Strategy to implement other transcribing services than Google API (VOSK and Whispering)


I am working on some fixes for implementing VOSK with Jigasi and Jitsi. Since the new stable version of Jitsi (2.0.7830) there has been an issue when selecting the transcription language.

A potential fix involves editing the frontend, so that it shows only “Enable subtitles” when only transcription (not translation) is enabled and shows the whole language menu when translation is enabled. This causes an issue where someone won’t be able to select a transcription language for VOSK (it does not support multiple languages).

This causes another issue if we want to implement multiple transcription languages for VOSK. If we implement multiple instances of VOSK with different languages, the user will no longer be able to choose the transcription language.

So my question is: how can we decide which solution works best for the user?
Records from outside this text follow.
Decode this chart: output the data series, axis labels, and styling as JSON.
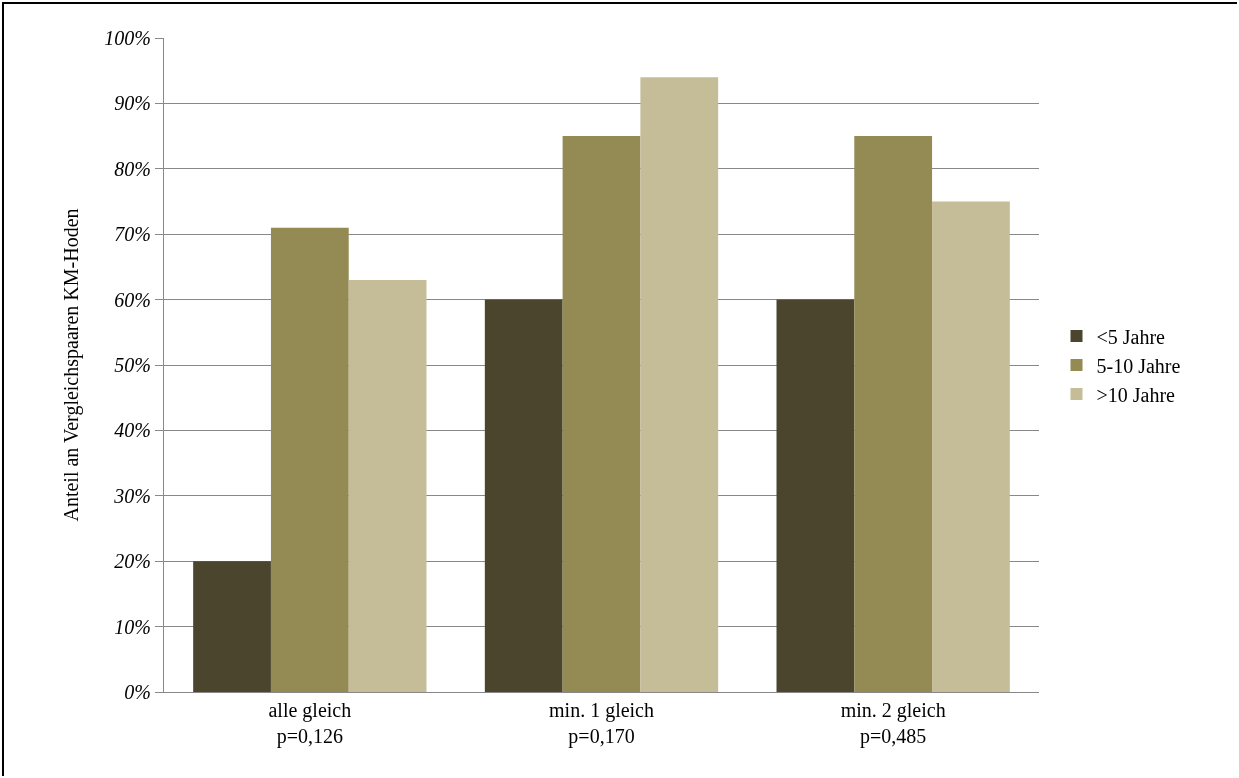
{
  "chart_data": {
    "type": "bar",
    "ylabel": "Anteil an Vergleichspaaren KM-Hoden",
    "categories": [
      "alle gleich\np=0,126",
      "min. 1 gleich\np=0,170",
      "min. 2 gleich\np=0,485"
    ],
    "series": [
      {
        "name": "<5 Jahre",
        "color": "#4a452c",
        "values": [
          20,
          60,
          60
        ]
      },
      {
        "name": "5-10 Jahre",
        "color": "#948a54",
        "values": [
          71,
          85,
          85
        ]
      },
      {
        "name": ">10 Jahre",
        "color": "#c4bd97",
        "values": [
          63,
          94,
          75
        ]
      }
    ],
    "ylim": [
      0,
      100
    ],
    "yticks": [
      {
        "value": 0,
        "label": "0%"
      },
      {
        "value": 10,
        "label": "10%"
      },
      {
        "value": 20,
        "label": "20%"
      },
      {
        "value": 30,
        "label": "30%"
      },
      {
        "value": 40,
        "label": "40%"
      },
      {
        "value": 50,
        "label": "50%"
      },
      {
        "value": 60,
        "label": "60%"
      },
      {
        "value": 70,
        "label": "70%"
      },
      {
        "value": 80,
        "label": "80%"
      },
      {
        "value": 90,
        "label": "90%"
      },
      {
        "value": 100,
        "label": "100%"
      }
    ],
    "grid": "y",
    "legend": "right"
  }
}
My end goal is to have a self-hosted transcription solution (using VOSK or Whispering), which supports multiple languages.

Thanks you very much in advance for any help/directions

So if you don enable translation languages in config.js what happens? (Sorry I have not tested any of these recently)
I suppose it should not give you that option and leave you with just start and stop captions…

Hello. You could add a config option for enabling translation and when the transcription and translation is enabled everything works how it is, but when the translation is disabled you can use the language selector dialog to set the desired transcription language. Then you have the flexibility to configure the languages you want to show.